INEFFICIENT CAPITAL MARKETS
PORTFOLIO OPTIMIZATION IN INEFFICIENT CAPITAL MARKETS
Fatih Sargın
Inefficient capital markets has usually high inflation rates and rates of interest. Like these stock exchange market indexes have serial corelations between rates of return. Also, rates of return according to Markowitz’s Modern Portfolio Theory has been used ex – post expected rates of return. But, risk adjusted rates of return between optimum potfolios and its performances is usually inconsistent. And these portfolios show underperformance. For this reason, an optimum portfolio has to target performance portfolio.

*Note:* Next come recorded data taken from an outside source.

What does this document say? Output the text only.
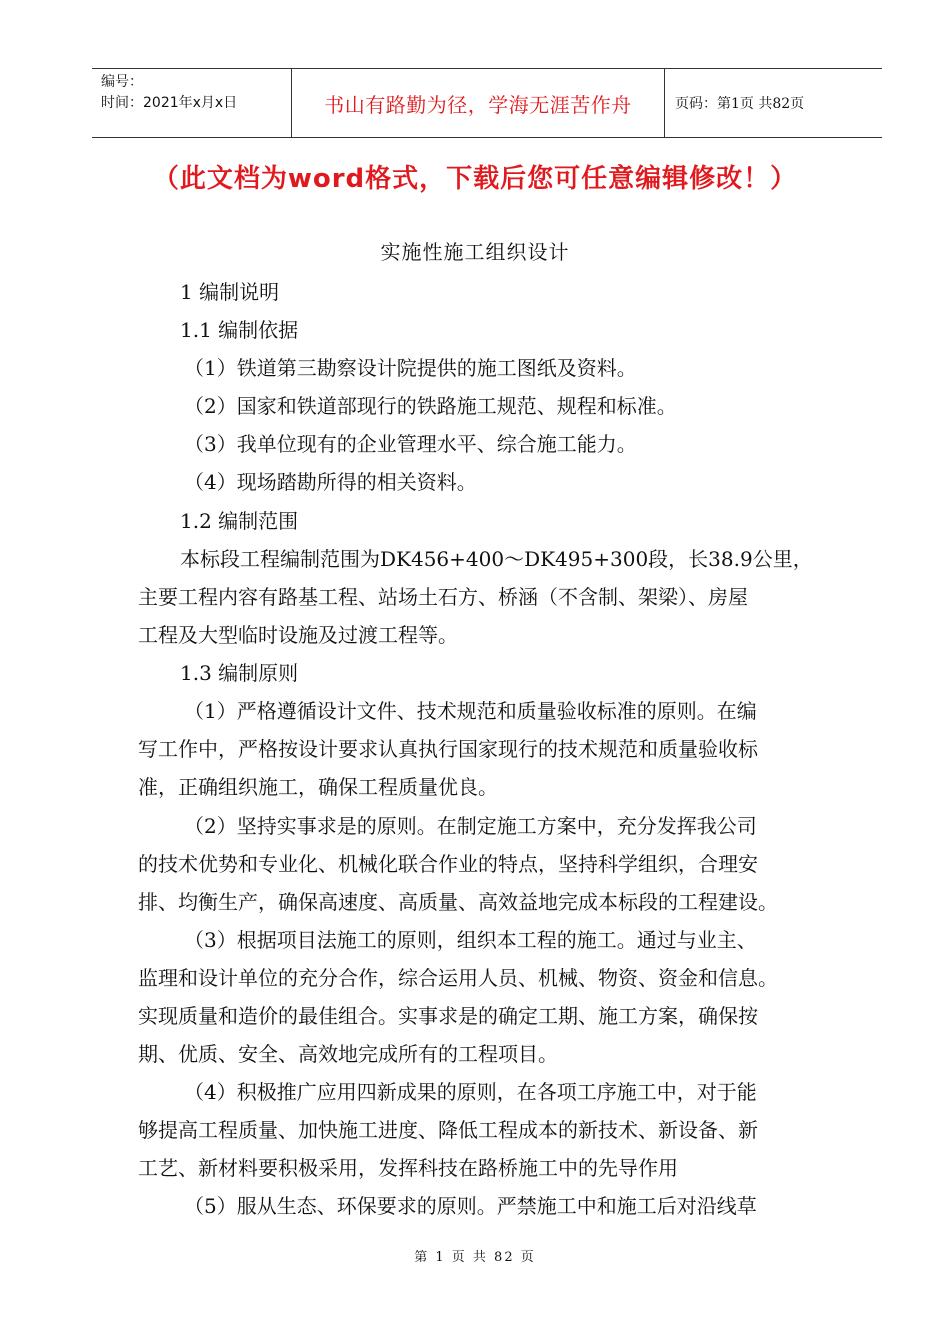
编号：
时间：2021年x月x日	书山有路勤为径，学海无涯苦作舟	页码：第1页 共82页
（此文档为word格式，下载后您可任意编辑修改！）
实施性施工组织设计
1 编制说明
1.1 编制依据
（1）铁道第三勘察设计院提供的施工图纸及资料。
（2）国家和铁道部现行的铁路施工规范、规程和标准。
（3）我单位现有的企业管理水平、综合施工能力。
（4）现场踏勘所得的相关资料。
1.2 编制范围
本标段工程编制范围为DK456+400～DK495+300段，长38.9公里，
主要工程内容有路基工程、站场土石方、桥涵（不含制、架梁）、房屋
工程及大型临时设施及过渡工程等。
1.3 编制原则
（1）严格遵循设计文件、技术规范和质量验收标准的原则。在编
写工作中，严格按设计要求认真执行国家现行的技术规范和质量验收标
准，正确组织施工，确保工程质量优良。
（2）坚持实事求是的原则。在制定施工方案中，充分发挥我公司
的技术优势和专业化、机械化联合作业的特点，坚持科学组织，合理安
排、均衡生产，确保高速度、高质量、高效益地完成本标段的工程建设。
（3）根据项目法施工的原则，组织本工程的施工。通过与业主、
监理和设计单位的充分合作，综合运用人员、机械、物资、资金和信息。
实现质量和造价的最佳组合。实事求是的确定工期、施工方案，确保按
期、优质、安全、高效地完成所有的工程项目。
（4）积极推广应用四新成果的原则，在各项工序施工中，对于能
够提高工程质量、加快施工进度、降低工程成本的新技术、新设备、新
工艺、新材料要积极采用，发挥科技在路桥施工中的先导作用
（5）服从生态、环保要求的原则。严禁施工中和施工后对沿线草
第 1 页 共 82 页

In other words, An Optimum Portfolio has to be expected performance portfolio, not to be ex-post expected optimum portfolio.
For this;
1) Rates of return and rates of interest has to be log – real rates(logaritmic and real rates)
2) An optimum ex – ante portfolio should consist of 10 – 15 securities at least(added restriction)
3) Risk adjusted log – real rates series(five years) of Both Optimum Portfolios and its performance portfolios should be found.
4) Corelations between these series should be counted.
5) The corelation between ex – post optimum portfolio series and its performance series should be reflected expected ex – ante rate of return and risk
This idea blongs to Fatih Sargın.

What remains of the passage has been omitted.